Дверь чмокнула сталью у братьев за спиной, отрезая их от Николая, и младший из двоих невольно вздрогнул, хлебнув влажного, какого-то затхлого воздуха с запахом плесени.
(Котельная, вот что это такое — котельная, резко, как фотовспышкой, понял Марко еще раньше, чем шагнул на вторую из пяти ступенек в ласковом тепловом гуле откуда-то из глубины — и это разом все объясняло, даже больше, чем непонятное слово в адрес Коли — но что именно оно объясняло, Марко совершенно не понимал.)
Он знал одно — сюда не надо
Он еще не вспомнил, где видел этого мужчину. Или не видел, а только… (слышал?)
Но уже на третьей ступеньке твердо знал, что -
— Гильермо!
–
Что здесь совершенно точно нет никакой умирающей старушки.
Глава 12
Apr`es sept ann'ees de guerre [26]
Так получилось, что Гильермо, считай, никогда не ходил к умирающим. Ничего удивительного: это частое занятие для больничных и военных капелланов да для приходских священников, особенно в сельских приходах. А для монашествующего преподавателя из большого монастыря — с чего бы, кто и позовет его слушать предсмертную исповедь? Кроме одного-единственного раза, который сейчас нахлынул остротой невозвратного, да так крепко, что Гильермо едва замечал, куда идет. Уже считая ступеньки вниз своими легкими ногами, он молча кричал себе, что это тут ни при чем, что вращению земли, так сильно ощутимому сегодня — ставшему заметным уже в пуговичном взгляде медвежонка Рикики… нет, лемура Шебурашки… и во «французском чувстве без названия», твердом знании, что в Вивьере ставни самые голубые — этому вращению неоткуда было взяться в московской квартире девушки Зинаиды, по уши очарованной им и совсем не похожей на давно усопшую девочку Мадлен из Тулузы — нет, вращение земли не могло привести его в ту же точку. Колесо фортуны поворачивается не так. Не бывает возможности все исправить.
26
«После семи лет войны» (фр., начало песни Guerre, guerre, vent devant)
Однако, сбегая по ступеням подвальной квартирки — или даже не квартирки, просто помещения — Гильермо Пальма почти не помнил, что Марко говорил об умирающей старой женщине. Женщине?… Сжав в нитку губы, чтобы не водить по ним языком, с сердцем твердым, как маленький камень, он отлично знал, что не сошел с ума, и нет ни малейшей причины в этом запахе — совершенно незабвенном запахе владений Сфортуны, запахе мочи, бедности и несвежего тела — увидеть на продавленном диване, да, непременно на диване в углу, за ширмой с псевдокитайскими журавлями — своего умирающего отца.
Был тот самый год — двадцать восьмой — когда Гильермо и не заметил своего дня рождения, растворившегося в череде великопостных и пасхальных драм.
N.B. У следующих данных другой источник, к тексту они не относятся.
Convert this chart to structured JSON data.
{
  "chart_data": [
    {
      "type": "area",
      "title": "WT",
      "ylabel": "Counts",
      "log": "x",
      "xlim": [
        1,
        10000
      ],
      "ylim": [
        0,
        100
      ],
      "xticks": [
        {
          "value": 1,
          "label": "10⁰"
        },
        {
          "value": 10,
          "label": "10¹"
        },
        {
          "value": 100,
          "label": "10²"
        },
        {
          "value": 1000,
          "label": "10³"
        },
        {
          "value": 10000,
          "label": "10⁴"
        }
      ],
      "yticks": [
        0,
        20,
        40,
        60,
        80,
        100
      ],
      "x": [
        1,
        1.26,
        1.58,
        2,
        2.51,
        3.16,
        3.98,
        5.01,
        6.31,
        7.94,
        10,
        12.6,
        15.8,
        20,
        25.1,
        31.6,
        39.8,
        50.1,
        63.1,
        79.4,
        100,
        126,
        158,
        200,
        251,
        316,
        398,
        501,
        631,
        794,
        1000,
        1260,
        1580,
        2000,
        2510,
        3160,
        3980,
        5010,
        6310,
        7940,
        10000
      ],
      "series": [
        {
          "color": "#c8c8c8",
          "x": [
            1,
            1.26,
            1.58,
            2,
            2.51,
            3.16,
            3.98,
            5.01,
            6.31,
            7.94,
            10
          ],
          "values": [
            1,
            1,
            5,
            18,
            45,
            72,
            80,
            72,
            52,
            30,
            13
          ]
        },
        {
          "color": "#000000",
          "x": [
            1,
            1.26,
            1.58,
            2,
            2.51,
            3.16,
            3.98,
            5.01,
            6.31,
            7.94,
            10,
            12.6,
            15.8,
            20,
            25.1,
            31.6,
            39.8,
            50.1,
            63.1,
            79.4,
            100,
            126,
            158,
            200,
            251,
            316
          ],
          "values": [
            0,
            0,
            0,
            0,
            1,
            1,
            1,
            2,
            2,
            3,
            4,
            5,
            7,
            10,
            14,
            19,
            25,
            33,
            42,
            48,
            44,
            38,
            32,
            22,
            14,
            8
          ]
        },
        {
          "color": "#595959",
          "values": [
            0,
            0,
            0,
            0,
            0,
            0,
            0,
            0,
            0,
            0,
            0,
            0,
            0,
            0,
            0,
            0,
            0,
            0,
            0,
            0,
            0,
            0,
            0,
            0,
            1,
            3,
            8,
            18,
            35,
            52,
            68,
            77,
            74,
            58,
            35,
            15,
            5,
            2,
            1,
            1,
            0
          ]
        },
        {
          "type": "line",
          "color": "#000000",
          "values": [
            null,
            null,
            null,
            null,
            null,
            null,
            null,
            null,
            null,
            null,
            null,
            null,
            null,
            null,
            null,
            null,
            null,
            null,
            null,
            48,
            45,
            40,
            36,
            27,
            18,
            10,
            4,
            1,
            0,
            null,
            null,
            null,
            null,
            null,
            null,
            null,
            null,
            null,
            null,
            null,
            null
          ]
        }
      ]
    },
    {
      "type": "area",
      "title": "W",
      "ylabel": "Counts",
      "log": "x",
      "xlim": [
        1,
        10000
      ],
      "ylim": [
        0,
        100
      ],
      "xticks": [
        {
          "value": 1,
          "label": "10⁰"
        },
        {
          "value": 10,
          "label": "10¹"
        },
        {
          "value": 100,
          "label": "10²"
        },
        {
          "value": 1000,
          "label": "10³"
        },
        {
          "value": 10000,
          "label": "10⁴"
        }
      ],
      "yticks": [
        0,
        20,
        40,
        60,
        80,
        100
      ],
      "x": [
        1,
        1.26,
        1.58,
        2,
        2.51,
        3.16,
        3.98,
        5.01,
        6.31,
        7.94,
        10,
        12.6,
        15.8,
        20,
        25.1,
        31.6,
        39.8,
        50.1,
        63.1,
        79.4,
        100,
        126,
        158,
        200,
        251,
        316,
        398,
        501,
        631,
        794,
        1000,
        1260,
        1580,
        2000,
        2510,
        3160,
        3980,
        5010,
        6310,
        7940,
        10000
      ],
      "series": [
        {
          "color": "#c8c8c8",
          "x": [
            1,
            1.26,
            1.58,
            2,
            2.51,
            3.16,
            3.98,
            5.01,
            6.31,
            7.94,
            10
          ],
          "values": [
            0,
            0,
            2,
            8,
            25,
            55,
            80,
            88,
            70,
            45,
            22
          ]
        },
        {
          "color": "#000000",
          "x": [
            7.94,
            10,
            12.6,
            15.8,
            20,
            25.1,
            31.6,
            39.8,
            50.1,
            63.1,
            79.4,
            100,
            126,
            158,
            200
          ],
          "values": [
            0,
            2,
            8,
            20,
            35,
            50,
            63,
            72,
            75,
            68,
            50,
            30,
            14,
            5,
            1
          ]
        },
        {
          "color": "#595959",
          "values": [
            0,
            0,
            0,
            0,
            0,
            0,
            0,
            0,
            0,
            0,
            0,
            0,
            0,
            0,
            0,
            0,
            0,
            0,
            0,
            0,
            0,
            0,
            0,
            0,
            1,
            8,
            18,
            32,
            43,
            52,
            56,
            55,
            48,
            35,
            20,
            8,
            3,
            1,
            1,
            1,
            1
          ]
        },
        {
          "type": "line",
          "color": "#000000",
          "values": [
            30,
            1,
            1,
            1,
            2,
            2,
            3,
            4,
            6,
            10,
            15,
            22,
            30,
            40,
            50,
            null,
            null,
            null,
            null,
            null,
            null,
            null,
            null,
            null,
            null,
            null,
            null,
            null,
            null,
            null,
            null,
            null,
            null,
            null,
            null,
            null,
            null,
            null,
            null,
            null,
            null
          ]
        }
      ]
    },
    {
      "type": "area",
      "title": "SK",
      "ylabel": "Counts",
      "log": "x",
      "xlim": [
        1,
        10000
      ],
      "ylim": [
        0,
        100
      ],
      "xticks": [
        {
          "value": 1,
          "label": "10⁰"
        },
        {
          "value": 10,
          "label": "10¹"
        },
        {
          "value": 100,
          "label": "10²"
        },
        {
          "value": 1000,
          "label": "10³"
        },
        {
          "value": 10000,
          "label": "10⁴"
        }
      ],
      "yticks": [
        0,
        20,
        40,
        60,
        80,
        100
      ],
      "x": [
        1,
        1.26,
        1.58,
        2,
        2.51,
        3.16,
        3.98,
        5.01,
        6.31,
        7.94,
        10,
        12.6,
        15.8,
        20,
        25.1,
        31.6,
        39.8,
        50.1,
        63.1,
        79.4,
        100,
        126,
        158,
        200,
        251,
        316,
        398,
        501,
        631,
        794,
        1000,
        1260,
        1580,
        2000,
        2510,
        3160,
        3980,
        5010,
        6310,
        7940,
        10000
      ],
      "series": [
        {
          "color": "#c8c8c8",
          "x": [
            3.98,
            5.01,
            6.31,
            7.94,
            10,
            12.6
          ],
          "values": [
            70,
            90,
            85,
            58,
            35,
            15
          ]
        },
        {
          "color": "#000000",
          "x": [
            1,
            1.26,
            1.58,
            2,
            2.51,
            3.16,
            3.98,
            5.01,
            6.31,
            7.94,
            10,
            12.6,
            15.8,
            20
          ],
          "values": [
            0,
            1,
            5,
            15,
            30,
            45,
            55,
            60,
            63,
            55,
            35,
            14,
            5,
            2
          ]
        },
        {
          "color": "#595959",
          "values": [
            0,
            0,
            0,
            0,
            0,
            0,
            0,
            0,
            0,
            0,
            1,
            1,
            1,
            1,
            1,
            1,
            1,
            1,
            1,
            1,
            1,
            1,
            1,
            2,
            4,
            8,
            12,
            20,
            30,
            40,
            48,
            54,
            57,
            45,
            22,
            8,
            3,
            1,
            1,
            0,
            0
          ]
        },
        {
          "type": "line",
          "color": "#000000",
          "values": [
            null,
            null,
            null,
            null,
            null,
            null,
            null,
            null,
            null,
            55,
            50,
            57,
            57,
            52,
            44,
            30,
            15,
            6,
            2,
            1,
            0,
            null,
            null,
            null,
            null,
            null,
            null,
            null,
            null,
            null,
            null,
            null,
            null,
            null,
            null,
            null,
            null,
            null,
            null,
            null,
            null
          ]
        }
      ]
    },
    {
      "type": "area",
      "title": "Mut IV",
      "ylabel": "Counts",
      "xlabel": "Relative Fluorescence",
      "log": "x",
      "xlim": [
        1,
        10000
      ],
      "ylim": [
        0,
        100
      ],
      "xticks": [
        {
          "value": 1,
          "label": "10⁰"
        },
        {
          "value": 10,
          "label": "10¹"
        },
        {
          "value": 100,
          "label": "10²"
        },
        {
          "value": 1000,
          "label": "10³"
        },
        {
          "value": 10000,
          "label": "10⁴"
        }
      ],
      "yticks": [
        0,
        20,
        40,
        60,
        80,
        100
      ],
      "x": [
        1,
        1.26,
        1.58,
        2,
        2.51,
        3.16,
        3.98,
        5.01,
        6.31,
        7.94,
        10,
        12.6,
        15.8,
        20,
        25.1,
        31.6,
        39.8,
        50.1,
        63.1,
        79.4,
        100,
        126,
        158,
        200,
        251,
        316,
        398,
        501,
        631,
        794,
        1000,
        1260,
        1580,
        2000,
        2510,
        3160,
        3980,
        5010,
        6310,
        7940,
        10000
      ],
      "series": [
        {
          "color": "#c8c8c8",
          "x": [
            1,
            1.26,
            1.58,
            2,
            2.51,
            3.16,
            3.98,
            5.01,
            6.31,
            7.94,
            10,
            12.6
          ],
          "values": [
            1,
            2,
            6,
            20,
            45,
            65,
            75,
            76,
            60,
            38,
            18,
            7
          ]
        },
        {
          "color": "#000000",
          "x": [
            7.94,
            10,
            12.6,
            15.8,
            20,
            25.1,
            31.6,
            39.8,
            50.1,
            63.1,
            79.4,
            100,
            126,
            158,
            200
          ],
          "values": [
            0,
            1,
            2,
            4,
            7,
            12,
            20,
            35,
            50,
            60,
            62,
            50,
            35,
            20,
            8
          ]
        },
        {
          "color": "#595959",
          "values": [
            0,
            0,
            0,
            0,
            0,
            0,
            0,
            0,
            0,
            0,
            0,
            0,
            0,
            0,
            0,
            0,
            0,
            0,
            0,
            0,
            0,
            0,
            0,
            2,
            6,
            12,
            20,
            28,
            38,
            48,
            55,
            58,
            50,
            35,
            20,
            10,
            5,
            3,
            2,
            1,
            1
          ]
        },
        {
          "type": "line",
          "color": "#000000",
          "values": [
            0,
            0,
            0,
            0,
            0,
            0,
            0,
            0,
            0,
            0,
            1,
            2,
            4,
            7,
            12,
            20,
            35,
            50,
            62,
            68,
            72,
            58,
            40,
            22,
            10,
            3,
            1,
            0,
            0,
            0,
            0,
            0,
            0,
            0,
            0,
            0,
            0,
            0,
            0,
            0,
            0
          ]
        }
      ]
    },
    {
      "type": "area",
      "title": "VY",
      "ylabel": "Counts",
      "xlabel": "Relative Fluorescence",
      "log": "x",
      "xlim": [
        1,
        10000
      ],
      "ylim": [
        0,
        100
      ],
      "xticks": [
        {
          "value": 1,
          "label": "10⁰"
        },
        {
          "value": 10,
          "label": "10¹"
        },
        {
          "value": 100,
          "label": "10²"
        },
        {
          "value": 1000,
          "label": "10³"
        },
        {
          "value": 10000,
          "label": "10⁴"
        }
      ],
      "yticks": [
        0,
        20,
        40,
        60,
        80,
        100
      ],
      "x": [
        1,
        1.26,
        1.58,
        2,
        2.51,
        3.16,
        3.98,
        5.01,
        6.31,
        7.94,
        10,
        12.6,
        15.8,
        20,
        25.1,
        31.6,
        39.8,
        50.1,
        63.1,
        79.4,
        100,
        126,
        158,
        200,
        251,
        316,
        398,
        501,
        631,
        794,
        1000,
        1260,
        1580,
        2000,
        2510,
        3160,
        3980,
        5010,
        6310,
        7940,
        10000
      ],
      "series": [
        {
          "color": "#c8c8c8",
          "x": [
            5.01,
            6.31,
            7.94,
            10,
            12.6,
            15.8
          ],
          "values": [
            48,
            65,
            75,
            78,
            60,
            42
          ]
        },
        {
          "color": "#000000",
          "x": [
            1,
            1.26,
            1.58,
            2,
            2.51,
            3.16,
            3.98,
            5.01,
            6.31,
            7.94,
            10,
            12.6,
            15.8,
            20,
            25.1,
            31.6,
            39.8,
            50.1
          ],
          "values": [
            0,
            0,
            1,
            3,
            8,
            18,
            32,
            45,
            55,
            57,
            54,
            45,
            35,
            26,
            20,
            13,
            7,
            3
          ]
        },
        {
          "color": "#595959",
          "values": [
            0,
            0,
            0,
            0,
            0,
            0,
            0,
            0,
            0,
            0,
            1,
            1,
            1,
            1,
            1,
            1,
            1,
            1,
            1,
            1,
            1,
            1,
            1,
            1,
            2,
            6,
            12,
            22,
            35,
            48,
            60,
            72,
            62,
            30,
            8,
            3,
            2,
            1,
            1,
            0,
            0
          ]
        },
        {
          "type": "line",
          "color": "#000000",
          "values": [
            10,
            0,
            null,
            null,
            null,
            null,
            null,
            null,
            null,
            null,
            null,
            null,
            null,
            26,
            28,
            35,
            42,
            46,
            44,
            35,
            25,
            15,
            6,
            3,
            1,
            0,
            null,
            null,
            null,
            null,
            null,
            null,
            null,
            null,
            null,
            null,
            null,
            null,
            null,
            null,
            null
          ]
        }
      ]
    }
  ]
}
Кризис болезни Винченцо, его смерть, пришедшаяся на Вербное, так что он въезжал в Иерусалим через ворота братского кладбища, и Гильермо, которому по праву близости позволили в числе других нести до странного нетяжелый гроб, видел все сквозь поволоку отчаянной боли, носившей имя Никогда. Винченцо никогда не станет священником. Они никогда не подойдут вместе к алтарю. Не будет веселых тосканских каникул у моря, давно запланированных двумя лучшими друзьями. У Гильермо никогда больше не будет лучшего друга.
Он на удивление мало плакал в те дни, хотя слез от него ожидали, относясь к другу покойного с особой унизительной осторожностью, которая взбесила бы Гильермо, если бы он не ушел так глубоко в себя. Белой тенью он находился при матери Винченцо, при его сестрах, ошарашенных горем, как и он сам, и был счастлив, что они не просят его объяснять и оправдываться, как всякий живой оправдывается перед лицом смерти, рассказывать о покойном — за все те девять лет, которые Гильермо, а не они провели с ним рядом. Расплакался по-настоящему он только один раз — на заупокойной службе, когда проповедовал сам брат Фернандес, генеральный магистр, тот же, что принимал у двоих друзей вечные обеты.